Abe finds himself in the center of two equally confusing and important events; one being a father who is ill and the other the birth of a daughter. In his eyes he is not equipped to handle either of these developments and his vulnerability in the face of gigantic life decisions like this is something to which we can all relate. Gyllenhaal is charming and engaging in a boyish way that instantly makes you want to be on his side as he steps through the minefield which is life. His stories overlap each other, and it’s fun to keep up with him as he moves from doctor to nurse to mother to wife to father and a dozen more characters, making us laugh out loud in one moment and almost immediately anxiously holding our breath in the next.

Jake Gyllenhaal (Photo – Richard Hubert Smith)

Jake Gyllenhaal (Photo – Max Vadukul)

Both actors are engaging and generous. When a cellphone inexplicably went off during Sea Wall Sturridge grinned and told the offending party not to worry about it. Gyllenhaal takes time out during one scene in A Life to move through the audience, apologizing to those in the front row if he stepped on their feet.

The shows are brilliantly directed by Carrie Cracknell, the Artistic Director of the Gate Theatre in London until 2012. Cracknell has the intelligence and discipline not to impose ‘theatricality’ upon the evening, something which is tempting when you’re faced with only two actors and a bare red brick wall.

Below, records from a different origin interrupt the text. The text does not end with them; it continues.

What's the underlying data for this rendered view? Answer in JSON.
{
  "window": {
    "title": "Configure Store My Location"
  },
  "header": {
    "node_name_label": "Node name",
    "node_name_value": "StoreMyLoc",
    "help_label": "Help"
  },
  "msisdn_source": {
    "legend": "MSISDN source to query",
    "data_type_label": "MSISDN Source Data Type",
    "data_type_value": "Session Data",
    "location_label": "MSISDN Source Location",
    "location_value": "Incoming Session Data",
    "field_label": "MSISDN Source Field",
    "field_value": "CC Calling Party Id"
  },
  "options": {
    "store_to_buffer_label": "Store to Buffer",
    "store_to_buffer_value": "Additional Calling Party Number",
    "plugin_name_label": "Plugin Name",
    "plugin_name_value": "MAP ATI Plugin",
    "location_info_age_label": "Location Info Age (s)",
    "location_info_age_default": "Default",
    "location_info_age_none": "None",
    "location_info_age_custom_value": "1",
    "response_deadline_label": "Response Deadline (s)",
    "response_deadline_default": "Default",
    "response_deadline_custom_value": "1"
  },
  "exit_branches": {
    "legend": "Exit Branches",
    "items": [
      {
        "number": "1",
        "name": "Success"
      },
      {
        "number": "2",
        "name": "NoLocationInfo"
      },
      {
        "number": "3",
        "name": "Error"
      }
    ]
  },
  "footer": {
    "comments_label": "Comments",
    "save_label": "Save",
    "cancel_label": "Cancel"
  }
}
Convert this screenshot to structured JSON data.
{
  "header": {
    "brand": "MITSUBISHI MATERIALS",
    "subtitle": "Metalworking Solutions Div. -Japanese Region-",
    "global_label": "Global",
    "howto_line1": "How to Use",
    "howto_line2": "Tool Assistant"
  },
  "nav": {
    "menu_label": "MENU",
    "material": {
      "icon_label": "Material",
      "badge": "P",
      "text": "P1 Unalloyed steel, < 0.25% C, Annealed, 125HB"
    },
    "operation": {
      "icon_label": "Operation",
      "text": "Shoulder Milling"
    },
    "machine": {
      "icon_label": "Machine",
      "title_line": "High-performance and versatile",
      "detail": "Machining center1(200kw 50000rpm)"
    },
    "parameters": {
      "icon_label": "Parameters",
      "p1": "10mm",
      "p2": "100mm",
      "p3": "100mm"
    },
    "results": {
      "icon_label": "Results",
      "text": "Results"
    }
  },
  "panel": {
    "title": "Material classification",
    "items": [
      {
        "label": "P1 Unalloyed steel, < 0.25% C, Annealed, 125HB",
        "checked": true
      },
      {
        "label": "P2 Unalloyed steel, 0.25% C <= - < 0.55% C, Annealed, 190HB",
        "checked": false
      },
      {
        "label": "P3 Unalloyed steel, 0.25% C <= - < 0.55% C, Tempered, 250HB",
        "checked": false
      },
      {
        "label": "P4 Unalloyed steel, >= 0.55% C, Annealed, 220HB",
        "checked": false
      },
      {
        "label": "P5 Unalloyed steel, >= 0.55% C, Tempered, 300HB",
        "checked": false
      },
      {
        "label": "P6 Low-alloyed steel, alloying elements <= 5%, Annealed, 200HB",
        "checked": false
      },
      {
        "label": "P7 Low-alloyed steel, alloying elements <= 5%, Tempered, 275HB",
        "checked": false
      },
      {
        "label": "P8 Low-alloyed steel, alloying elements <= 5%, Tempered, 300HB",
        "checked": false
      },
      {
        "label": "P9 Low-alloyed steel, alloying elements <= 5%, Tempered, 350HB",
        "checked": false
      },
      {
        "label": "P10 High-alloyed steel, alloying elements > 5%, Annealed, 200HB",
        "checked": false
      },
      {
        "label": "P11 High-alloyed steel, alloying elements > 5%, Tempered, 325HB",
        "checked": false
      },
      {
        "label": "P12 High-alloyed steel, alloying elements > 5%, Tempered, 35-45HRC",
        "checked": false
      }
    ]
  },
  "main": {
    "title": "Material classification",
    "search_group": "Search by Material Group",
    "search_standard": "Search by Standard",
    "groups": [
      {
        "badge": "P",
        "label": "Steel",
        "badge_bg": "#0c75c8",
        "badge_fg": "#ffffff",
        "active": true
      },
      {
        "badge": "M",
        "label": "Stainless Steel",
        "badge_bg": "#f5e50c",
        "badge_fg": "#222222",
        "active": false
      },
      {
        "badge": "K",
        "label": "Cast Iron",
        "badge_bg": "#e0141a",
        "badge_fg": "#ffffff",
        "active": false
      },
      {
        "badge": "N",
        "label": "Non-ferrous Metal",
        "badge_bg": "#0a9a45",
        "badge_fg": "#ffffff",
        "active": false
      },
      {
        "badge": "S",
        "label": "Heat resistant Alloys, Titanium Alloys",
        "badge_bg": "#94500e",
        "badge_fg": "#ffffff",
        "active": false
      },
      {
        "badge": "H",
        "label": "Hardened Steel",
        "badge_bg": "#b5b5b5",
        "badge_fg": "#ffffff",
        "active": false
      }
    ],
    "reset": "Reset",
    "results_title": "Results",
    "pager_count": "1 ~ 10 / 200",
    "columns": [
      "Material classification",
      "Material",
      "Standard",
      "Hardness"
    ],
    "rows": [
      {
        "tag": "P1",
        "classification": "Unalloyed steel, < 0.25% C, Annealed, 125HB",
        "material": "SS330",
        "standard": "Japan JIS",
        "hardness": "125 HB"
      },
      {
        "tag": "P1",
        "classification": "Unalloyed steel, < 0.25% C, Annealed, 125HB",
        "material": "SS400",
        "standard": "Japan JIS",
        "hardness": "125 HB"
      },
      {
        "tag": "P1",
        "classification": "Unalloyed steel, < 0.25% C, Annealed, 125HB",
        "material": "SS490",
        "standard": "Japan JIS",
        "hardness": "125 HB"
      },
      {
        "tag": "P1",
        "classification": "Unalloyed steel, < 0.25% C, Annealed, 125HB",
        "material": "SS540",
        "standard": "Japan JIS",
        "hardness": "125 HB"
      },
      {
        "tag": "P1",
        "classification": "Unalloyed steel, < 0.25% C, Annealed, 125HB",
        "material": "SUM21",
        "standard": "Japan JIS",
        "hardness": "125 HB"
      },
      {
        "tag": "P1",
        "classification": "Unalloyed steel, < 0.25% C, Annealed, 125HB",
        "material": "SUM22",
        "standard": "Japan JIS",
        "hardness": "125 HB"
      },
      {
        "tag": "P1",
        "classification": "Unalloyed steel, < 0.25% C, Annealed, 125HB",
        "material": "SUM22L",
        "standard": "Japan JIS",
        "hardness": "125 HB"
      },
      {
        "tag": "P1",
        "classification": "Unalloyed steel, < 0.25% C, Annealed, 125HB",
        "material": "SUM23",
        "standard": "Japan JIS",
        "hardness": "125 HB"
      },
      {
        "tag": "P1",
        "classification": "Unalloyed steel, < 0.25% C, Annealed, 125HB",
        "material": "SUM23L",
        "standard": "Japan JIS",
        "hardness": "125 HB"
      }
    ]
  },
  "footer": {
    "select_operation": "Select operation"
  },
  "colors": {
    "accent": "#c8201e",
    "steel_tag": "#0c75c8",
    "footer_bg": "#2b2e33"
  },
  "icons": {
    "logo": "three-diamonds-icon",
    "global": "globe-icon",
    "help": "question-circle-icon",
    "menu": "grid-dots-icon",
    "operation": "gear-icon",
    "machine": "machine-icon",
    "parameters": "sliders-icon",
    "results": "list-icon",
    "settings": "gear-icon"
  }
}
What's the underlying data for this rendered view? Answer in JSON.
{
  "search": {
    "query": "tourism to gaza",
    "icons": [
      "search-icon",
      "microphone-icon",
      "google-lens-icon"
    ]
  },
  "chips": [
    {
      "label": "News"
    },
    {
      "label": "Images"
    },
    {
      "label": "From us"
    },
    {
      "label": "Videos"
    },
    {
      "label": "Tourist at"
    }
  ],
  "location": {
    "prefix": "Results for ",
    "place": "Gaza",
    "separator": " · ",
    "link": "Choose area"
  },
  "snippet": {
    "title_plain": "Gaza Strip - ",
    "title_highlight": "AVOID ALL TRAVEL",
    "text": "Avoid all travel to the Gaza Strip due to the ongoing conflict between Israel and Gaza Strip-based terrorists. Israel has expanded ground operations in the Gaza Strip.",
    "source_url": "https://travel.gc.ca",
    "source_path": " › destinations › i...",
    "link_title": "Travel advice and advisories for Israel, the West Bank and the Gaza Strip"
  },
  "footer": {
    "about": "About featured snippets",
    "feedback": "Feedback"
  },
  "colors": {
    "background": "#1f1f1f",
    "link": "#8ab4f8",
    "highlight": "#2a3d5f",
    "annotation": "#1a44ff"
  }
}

She lets the performers breathe and allows the scripts to flow in a natural, organic manner.

The evening is short, under two hours with an intermission. It’s being shown at the Hudson Theatre, which had been dormant since 1968 before it was restored and opened again in 2017 with Sunday in the Park with George (featuring Jake Gyllenhaal) and followed by 1984 (featuring Tom Sturridge). In its heyday it was home to the talents of George M. Cohan, Helen Hayes, Alfred Lunt and Jason Robards, Jr. If it’s true that the ghosts of actors stick around the theaters where they performed and inhabit them in the afterlife one could easily imagine them smiling at the end of Sea Wall/A Life and saying ‘Well done, chaps. Well done indeed.’